南門に到着したツカサが目にしたのは1組の中規模なキャラバンが荷物検査を受けている所であり、辺りを見回すと探し人は簡単に見つかる。


『すごーい!』

『兄ちゃん、もっと見せて!!』

「よっしゃ任せろ!」


子供達の輪の中で金髪を肩まで伸ばした細身の男がボールジャグリングを見せていた。

体験版で何度も一緒に遊んだジュンで間違いない。

少しだけ近付くと、ジュンはツカサに気が付くが、子供の相手を優先してボールを1つ増やした。

その姿を見てツカサは軽く微笑む。

好きにやれと許可を受けたジュンも自然と顔が綻び、どんどん速度を上げて行く。

子供の空間に大人が入るのは気が引けるのか、彼と同じように輪の少し外から見守る大人も多い。

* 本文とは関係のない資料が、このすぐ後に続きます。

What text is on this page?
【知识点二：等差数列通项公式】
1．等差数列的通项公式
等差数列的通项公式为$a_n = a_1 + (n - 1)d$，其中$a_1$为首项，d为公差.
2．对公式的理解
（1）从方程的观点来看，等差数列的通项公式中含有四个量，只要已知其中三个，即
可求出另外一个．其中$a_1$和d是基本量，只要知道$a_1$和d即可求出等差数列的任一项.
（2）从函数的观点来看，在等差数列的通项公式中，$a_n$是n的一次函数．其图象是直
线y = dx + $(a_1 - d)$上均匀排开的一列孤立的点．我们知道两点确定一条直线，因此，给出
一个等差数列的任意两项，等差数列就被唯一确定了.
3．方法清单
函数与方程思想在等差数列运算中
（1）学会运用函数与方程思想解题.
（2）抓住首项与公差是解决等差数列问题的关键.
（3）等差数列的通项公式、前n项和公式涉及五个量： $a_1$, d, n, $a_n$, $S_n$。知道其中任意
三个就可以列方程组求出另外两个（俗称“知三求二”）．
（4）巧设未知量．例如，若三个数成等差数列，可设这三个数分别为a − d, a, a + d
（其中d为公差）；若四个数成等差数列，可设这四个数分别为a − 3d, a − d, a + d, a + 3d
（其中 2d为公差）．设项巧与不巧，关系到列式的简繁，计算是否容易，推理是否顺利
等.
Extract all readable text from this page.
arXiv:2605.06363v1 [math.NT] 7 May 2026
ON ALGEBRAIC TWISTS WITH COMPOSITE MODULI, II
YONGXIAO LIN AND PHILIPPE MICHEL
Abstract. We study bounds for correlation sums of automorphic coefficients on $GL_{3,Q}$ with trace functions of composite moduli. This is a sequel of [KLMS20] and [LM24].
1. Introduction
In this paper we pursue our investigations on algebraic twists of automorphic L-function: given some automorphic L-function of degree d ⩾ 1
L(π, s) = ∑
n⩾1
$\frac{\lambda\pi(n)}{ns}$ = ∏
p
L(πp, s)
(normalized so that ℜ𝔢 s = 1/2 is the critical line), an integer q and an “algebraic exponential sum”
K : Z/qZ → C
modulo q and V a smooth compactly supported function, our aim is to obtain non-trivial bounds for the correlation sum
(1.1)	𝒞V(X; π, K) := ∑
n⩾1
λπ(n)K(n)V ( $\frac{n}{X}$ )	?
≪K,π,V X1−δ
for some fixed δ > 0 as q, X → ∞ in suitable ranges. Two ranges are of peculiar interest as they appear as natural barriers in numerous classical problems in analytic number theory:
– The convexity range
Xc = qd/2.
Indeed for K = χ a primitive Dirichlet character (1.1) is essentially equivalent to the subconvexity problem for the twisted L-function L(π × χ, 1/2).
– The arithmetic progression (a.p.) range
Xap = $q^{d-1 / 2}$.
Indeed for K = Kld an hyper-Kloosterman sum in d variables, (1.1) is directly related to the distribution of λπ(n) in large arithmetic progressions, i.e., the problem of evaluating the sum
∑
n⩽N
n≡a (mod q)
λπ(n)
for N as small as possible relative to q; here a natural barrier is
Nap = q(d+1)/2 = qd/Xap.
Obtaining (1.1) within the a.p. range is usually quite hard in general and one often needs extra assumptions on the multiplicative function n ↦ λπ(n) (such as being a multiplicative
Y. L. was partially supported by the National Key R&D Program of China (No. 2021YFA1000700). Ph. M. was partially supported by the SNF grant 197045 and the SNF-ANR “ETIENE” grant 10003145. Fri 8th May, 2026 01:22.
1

それからもう少しだけ芸を見せると、ジュンのボールジャグリングはお開きとなった。

子供達がもっと見せてとせがんでいるが、家族と思われる人達に手を引かれてキャラバンへと帰って行く。

ジュンはキャラバンの責任者と思われる人と何かを話しており、最後に固い握手を交わすと、責任者の人はキャラバンへと帰って行った。

子供達が泣きながら手を振っているのが微笑ましい。

ジュンもそれに手を振り返して、キャラバンが街の奥へと入って行くと、手を下げてこちらを見る。


「すまねえ、待たせたな。」


「気にすんなって。そっちはもう良いのか?」


ジュンがツカサへと振り返り、笑いながら謝ると、ツカサもそう笑い返し、もう移動しても大丈夫なのかを確認した。


「ああ、無事に通行出来たよ。むしろ礼を言われたぐらいさ。そっちは後で話すとして、拠点探しと行きますか。ほれ、とりあえずPT申請を受け取れ。」


ジュンがそう言うと、メニュー画面を操作してツカサをPTへと招待する。

ツカサはそれを受諾すると、2人は街の不動産へ向けて歩き出した。



設定の様な物

・制限年齢23歳以上

・ゲーム内時間は、現実時間1時間に付き2時間進む。

 現実時間の09:00~10:00はゲーム内時間だと09:00~11:00となる。